Plaque à Paul Sarrasin

Une plaque plutôt discrète lui rend hommage au cœur du Parc national suisse dans les Grisons. Pourtant, le naturaliste bâlois Paul Sarasin (1856-1929) n’est pas seulement connu pour la protection de la flore et de la faune et sa contribution à la création du premier parc naturel de notre pays avec son cousin Fritz.

Dans un essai paru en 2015, dont la NZZ s’est fait l’écho, l’historien Bernhard Schär montre comment les deux chercheurs ont pu mener leurs travaux en Asie du Sud-Est, et plus particulièrement en Indonésie alors sous domination néerlandaise, grâce à la fortune familiale basée sur le commerce de la soie, du coton et des esclaves.

En outre, durant leurs voyages ils pactisent avec les puissances coloniales de la région. En échange de leur protection sur place par les soldats coloniaux, ils partagent leurs connaissances de la géographie et de la culture des peuples indigènes. De quoi permettre aux Empires, en particulier les Pays-Bas, de renforcer leur domination sur les populations locales.

Plaque à John August Sutter

La commune de Rünenberg (BL) rend hommage à Johann (ou John) August Sutter (1803-1880), son plus illustre enfant, via une plaque à son effigie depuis 1953. Problème, l’image du pionnier suisse qui a bâti un petit empire en Californie à l’époque de la conquête de l’Ouest s’est depuis considérablement déteriorée. Il apparaît que le Bâlois a bâti sa fortune sur le commerce des esclaves indigènes, selon l’historienne Rachel Huber interrogée par SRF. Violent et alcoolique notoire, il a abusé sexuellement de femmes amérindiennes parfois mineures.

Dans le sillage des mouvements anti-racistes, la section des jeunes socialistes de Bâle-Campagne a recouvert brièvement la plaque avec un drap taché de sang et une pancarte portant l'inscription «pas de monuments pour les esclavagistes», révèle la Basler Zeitung. Ils demandent que le canton réévalue de manière critique l’histoire de Sutter. Rachel Huber explique à la Basellandschaftliche Zeitung qu’il ne faut pas condamner le monument, mais y ajouter une plaque explicative sur le caractère criminel du personnage.
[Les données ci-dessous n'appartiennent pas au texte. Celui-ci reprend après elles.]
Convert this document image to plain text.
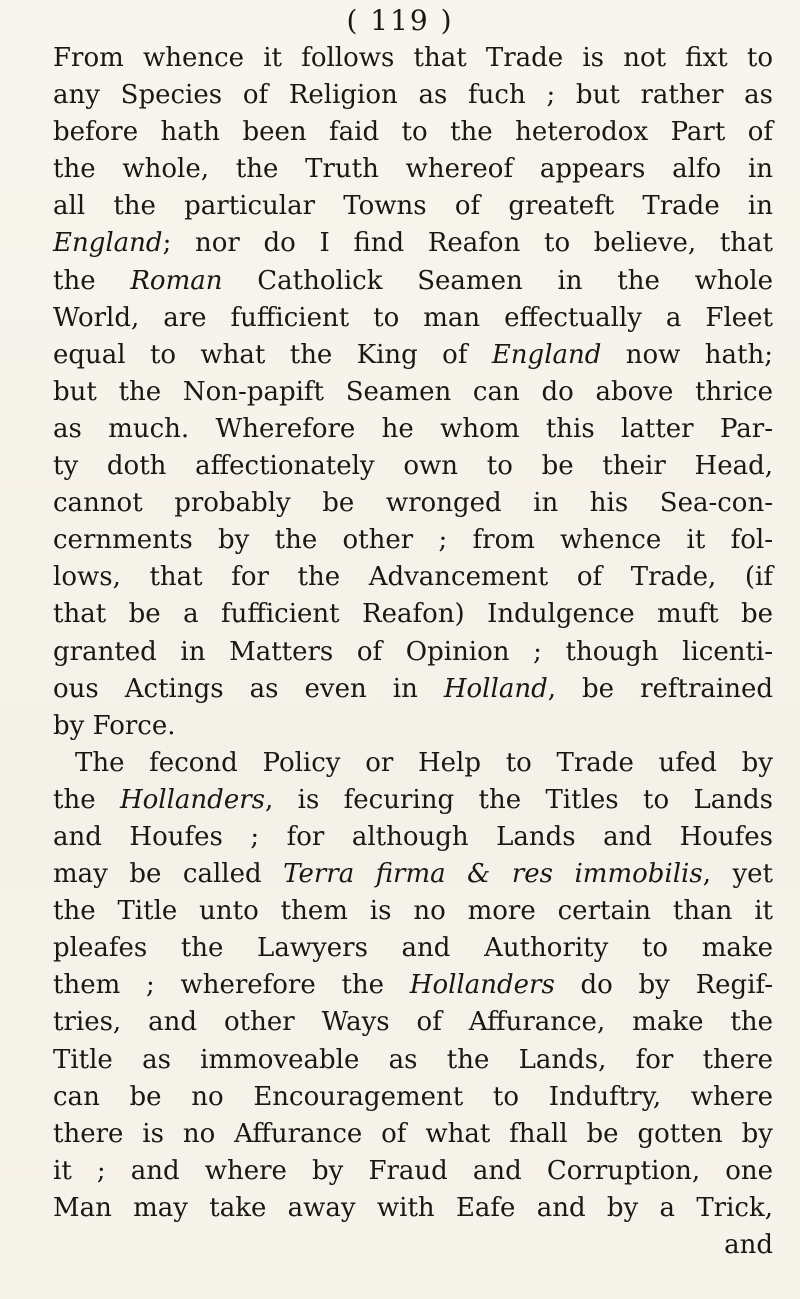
( 119 )
From whence it follows that Trade is not fixt to
any Species of Religion as fuch ; but rather as
before hath been faid to the heterodox Part of
the whole, the Truth whereof appears alfo in
all the particular Towns of greateft Trade in
England; nor do I find Reafon to believe, that
the Roman Catholick Seamen in the whole
World, are fufficient to man effectually a Fleet
equal to what the King of England now hath;
but the Non-papift Seamen can do above thrice
as much. Wherefore he whom this latter Par-
ty doth affectionately own to be their Head,
cannot probably be wronged in his Sea-con-
cernments by the other ; from whence it fol-
lows, that for the Advancement of Trade, (if
that be a fufficient Reafon) Indulgence muft be
granted in Matters of Opinion ; though licenti-
ous Actings as even in Holland, be reftrained
by Force.
The fecond Policy or Help to Trade ufed by
the Hollanders, is fecuring the Titles to Lands
and Houfes ; for although Lands and Houfes
may be called Terra firma & res immobilis, yet
the Title unto them is no more certain than it
pleafes the Lawyers and Authority to make
them ; wherefore the Hollanders do by Regif-
tries, and other Ways of Affurance, make the
Title as immoveable as the Lands, for there
can be no Encouragement to Induftry, where
there is no Affurance of what fhall be gotten by
it ; and where by Fraud and Corruption, one
Man may take away with Eafe and by a Trick,
and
A Sacramento, capitale de la Californie fondée par l’émigré bâlois – il y a établi le Fort Sutter au XIXe siècle à l’origine de la métropole actuelle – les autorités viennent de déboulonner la statue sous la pression de groupes de défense des Amérindiens et des déprédations commises sur le monument, ainsi que le rapportent plusieurs médias américains à l’instar de CBS Sacramento.

Représentations de Maures

Les communes romandes d’Avenches (VD) et Cornol (JU), ainsi que les localités alémaniques de Mandach (AG), Möriken (AG), Flumenthal (SO) et Oberweningen (ZH) ont en commun d’arborer des Maures sur leurs armoiries. Des représentations qui sont aujourd’hui critiquées.

Interrogée par plusieurs médias, dont 24 heures, la commune d’Avenches explique qu’un retrait des armoiries n’est pas à l’ordre du jour, de quoi voir flotter encore quelque temps l’oriflamme qui les arbore devant l’Hôtel de Ville. Stratégie légèrement différente à Oberweningen. La localité zurichoise explique à Nau.ch que devant les polémiques récurrentes sur son blason, elle utilise depuis plus de 10 ans un logo graphique pour ses documents officiels. Mais, les armoiries officielles gardent leur traditionnelle tête de Maure.

Le débat secoue également le secteur de la consommation. Coup sur coup, les géants du commerce de détail Migros et Manor ont retiré les «Mohrenkopf» (ndlr. tête de Maures en français, l’appellation alémanique des têtes au choco) de leur assortiment. De quoi provoquer un tollé chez de nombreux clients. Vieux de 40 ans le café zurichois «Mohrenkopf» vient de changer de nom et se nomme désormais «Frisk Fisk», comme le relève Swissinfo.